Eczacılık eğitimi veren mevcut fakültelere yenilerinin eklenmesinin, eczacılık eğitimine niteliksel bir katkı sağlamayacağı, ilaç ve eczacılık hizmetlerinin etkin ve kaliteli bir şekilde sunulmasında ve istihdam alanında ciddi sorunlara yol açacağını ifade eden TEB, "Daha fazla eczacılık fakültesi açılması ülke kaynaklarının israfı anlamına gelmektedir." dedi.
Açıklamasında, 1997 yılına kadar 7 adet eczacılık fakültesi bulunduğunu ancak 2001-2021 yılları arasında bu sayının 6 kat arttığını belirten TEB şu ifadelere yer verdi:
Bugün Resmi Gazete’de yayınlanan karar ile eczacılık fakültesi sayısı 60’a ulaşmıştır. Eğitim vermekte olan 47 eczacılık fakültesinden ise sadece 14’ü akredite eczacılık eğitimi verebilecek kapasitededir. Alt yapıdan ve yeterli eğitim kadrosundan yoksun olarak açılan yeni fakülteler, sunulan eczacılık eğitiminin niteliğini her geçen gün azaltmış ve azaltmaya devam etmektedir. 2016 yılında Sağlık Bakanlığımızca yayımlanan Sağlık İşgücü Raporu’nda 2023 yılında yüzde 30 eczacı istihdamı fazlasına dikkat çekilmişken, eczacılık fakültelerine 3.500’ü aşkın kontenjan ayrılması ve her yıl 2 binden fazla öğrencinin eczacılık fakültelerinden mezun olması vahim sonuçlar doğuracaktır."
Bu karanlık tablonun, eczacıığın geleceğini tehlikeye attığı gibi sunulacak ilaç ve eczacılık hizmetinin kalitesini düşüreceğini belirten TEB, toplum sağlığının korunmasında ve geliştirilmesinde sağlık sistenin etkinliğini de azaltacağını ekledi.

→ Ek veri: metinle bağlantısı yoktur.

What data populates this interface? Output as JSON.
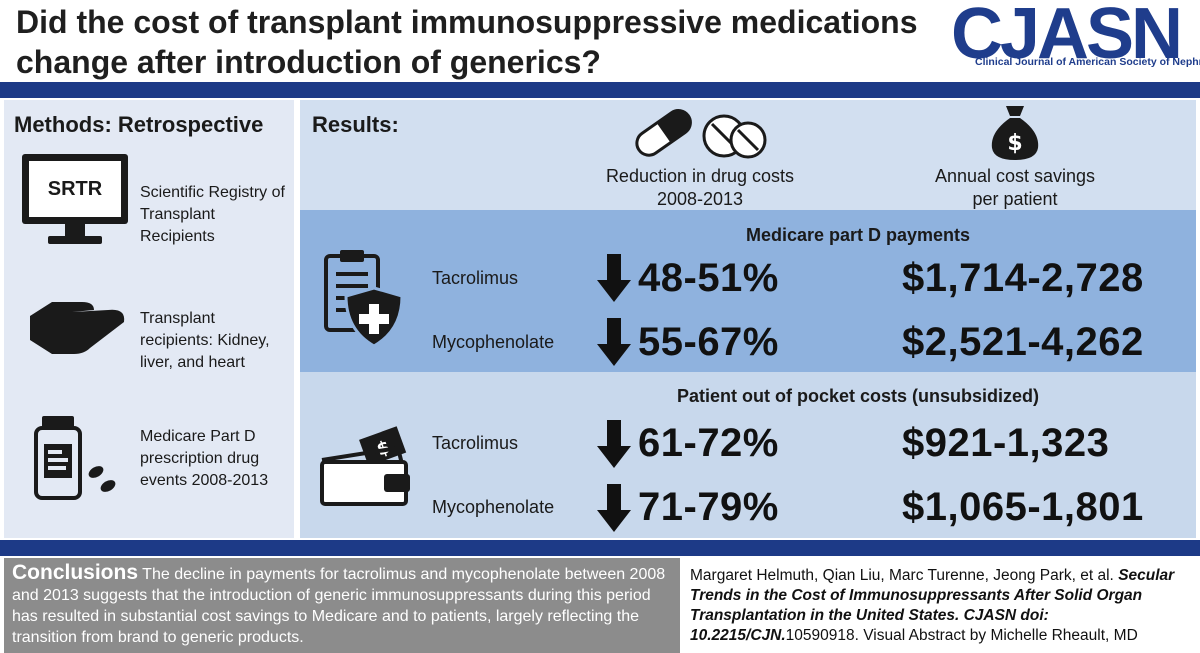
{
  "header": {
    "title": "Did the cost of transplant immunosuppressive medications change after introduction of generics?",
    "logo": "CJASN",
    "logo_subtitle": "Clinical Journal of American Society of Nephrology"
  },
  "methods": {
    "heading": "Methods: Retrospective",
    "srtr_label": "SRTR",
    "items": [
      {
        "text": "Scientific Registry of Transplant Recipients",
        "icon": "monitor-icon"
      },
      {
        "text": "Transplant recipients: Kidney, liver, and heart",
        "icon": "hand-icon"
      },
      {
        "text": "Medicare Part D prescription drug events 2008-2013",
        "icon": "pill-bottle-icon"
      }
    ]
  },
  "results": {
    "heading": "Results:",
    "col1_header": "Reduction in drug costs 2008-2013",
    "col2_header": "Annual cost savings per patient",
    "sections": [
      {
        "title": "Medicare part D payments",
        "rows": [
          {
            "drug": "Tacrolimus",
            "reduction": "48-51%",
            "savings": "$1,714-2,728"
          },
          {
            "drug": "Mycophenolate",
            "reduction": "55-67%",
            "savings": "$2,521-4,262"
          }
        ]
      },
      {
        "title": "Patient out of pocket costs (unsubsidized)",
        "rows": [
          {
            "drug": "Tacrolimus",
            "reduction": "61-72%",
            "savings": "$921-1,323"
          },
          {
            "drug": "Mycophenolate",
            "reduction": "71-79%",
            "savings": "$1,065-1,801"
          }
        ]
      }
    ]
  },
  "conclusions": {
    "heading": "Conclusions",
    "text": "The decline in payments for tacrolimus and mycophenolate between 2008 and 2013 suggests that the introduction of generic immunosuppressants during this period has resulted in substantial cost savings to Medicare and to patients, largely reflecting the transition from brand to generic products."
  },
  "citation": {
    "authors": "Margaret Helmuth, Qian Liu, Marc Turenne, Jeong Park, et al.",
    "title": "Secular Trends in the Cost of Immunosuppressants After Solid Organ Transplantation in the United States. CJASN doi: 10.2215/CJN.",
    "doi_tail": "10590918. Visual Abstract by Michelle Rheault, MD"
  },
  "colors": {
    "navy": "#1d3a87",
    "medicare_band": "#8fb2de",
    "patient_band": "#c8d8ec",
    "conclusion_bg": "#8c8c8c"
  }
}
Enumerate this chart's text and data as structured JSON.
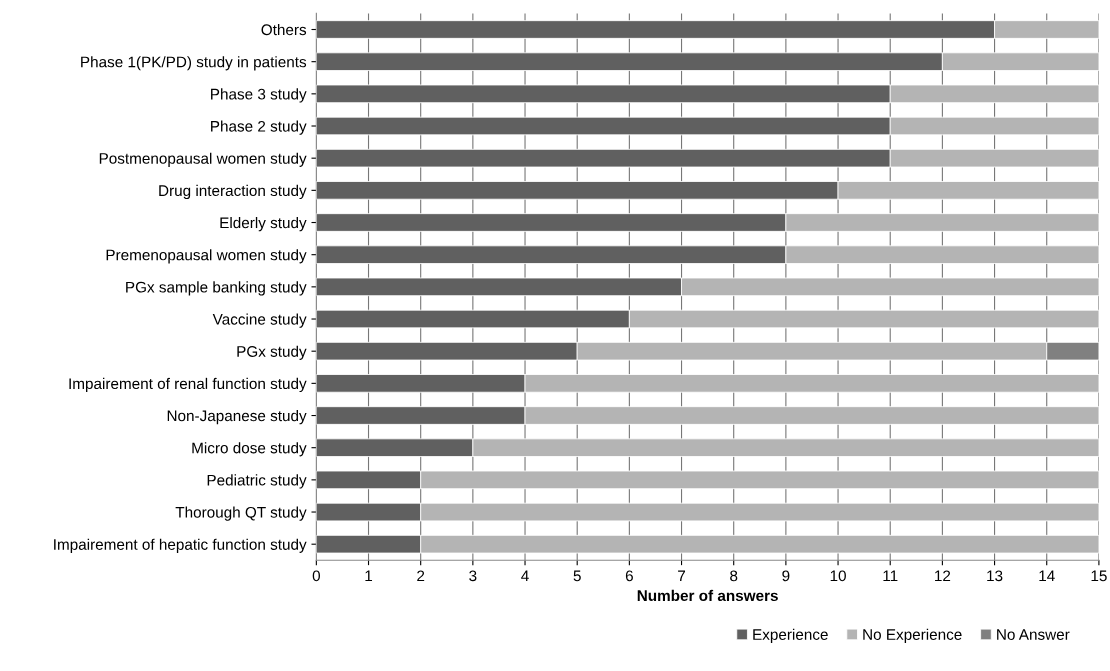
{
  "chart_data": {
    "type": "bar",
    "orientation": "horizontal",
    "stacked": true,
    "xlabel": "Number of answers",
    "categories": [
      "Others",
      "Phase 1(PK/PD) study in patients",
      "Phase 3 study",
      "Phase 2 study",
      "Postmenopausal women study",
      "Drug interaction study",
      "Elderly study",
      "Premenopausal women study",
      "PGx sample banking study",
      "Vaccine study",
      "PGx study",
      "Impairement of renal function study",
      "Non-Japanese study",
      "Micro dose study",
      "Pediatric study",
      "Thorough QT study",
      "Impairement of hepatic function study"
    ],
    "series": [
      {
        "name": "Experience",
        "color": "#606060",
        "values": [
          13,
          12,
          11,
          11,
          11,
          10,
          9,
          9,
          7,
          6,
          5,
          4,
          4,
          3,
          2,
          2,
          2
        ]
      },
      {
        "name": "No Experience",
        "color": "#b4b4b4",
        "values": [
          2,
          3,
          4,
          4,
          4,
          5,
          6,
          6,
          8,
          9,
          9,
          11,
          11,
          12,
          13,
          13,
          13
        ]
      },
      {
        "name": "No Answer",
        "color": "#808080",
        "values": [
          null,
          null,
          null,
          null,
          null,
          null,
          null,
          null,
          null,
          null,
          1,
          null,
          null,
          null,
          null,
          null,
          null
        ]
      }
    ],
    "xlim": [
      0,
      15
    ],
    "xticks": [
      0,
      1,
      2,
      3,
      4,
      5,
      6,
      7,
      8,
      9,
      10,
      11,
      12,
      13,
      14,
      15
    ],
    "grid": "x",
    "legend": "bottom"
  }
}
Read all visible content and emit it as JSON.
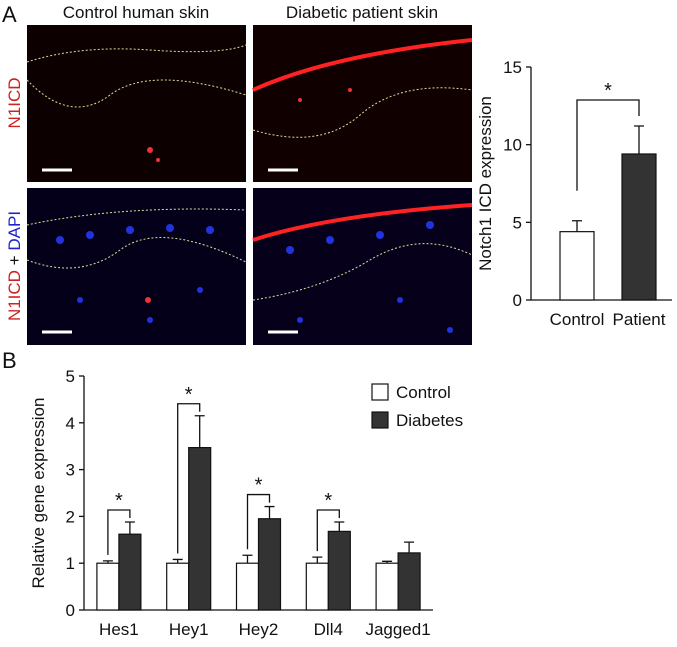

"Ülkemizin daha fazla eczacılık fakültesine ihtiyacı yoktur." diyen TEB konuşmasında şu sözleri kullandı:
"Uluslararası standartlarda kaliteli eczacılık eğitiminin sağlanması ve mesleki sürdürülebilirlik için, ülkemizde yeni eczacılık fakültelerinin açılmaması çağrımızı tekrarlıyoruz. Ülkemizin daha fazla eczacılık fakültesine ihtiyacı yoktur. Ülke kaynaklarımızın israfını beraberinde getirecek olan ve hiçbir şekilde anlayamadığımız bu ısrarlı uygulamalardan vazgeçilmelidir. Mevcut eczacılık fakültelerinin kontenjanları kademeli olarak düşürülmeli ve eczacılık fakültelerine giriş için başarı sıralaması 50 bin ile sınırlı tutulmalıdır.
Sağlık sistemimizin geleceği ve ülke kaynaklarımızın israf edilmemesi için bilimsel gerekçelere dayandırılmış bir eğitim ve istihdam planlaması doğrultusunda hareket edilmesi gerektiğini bir kez daha yineliyoruz."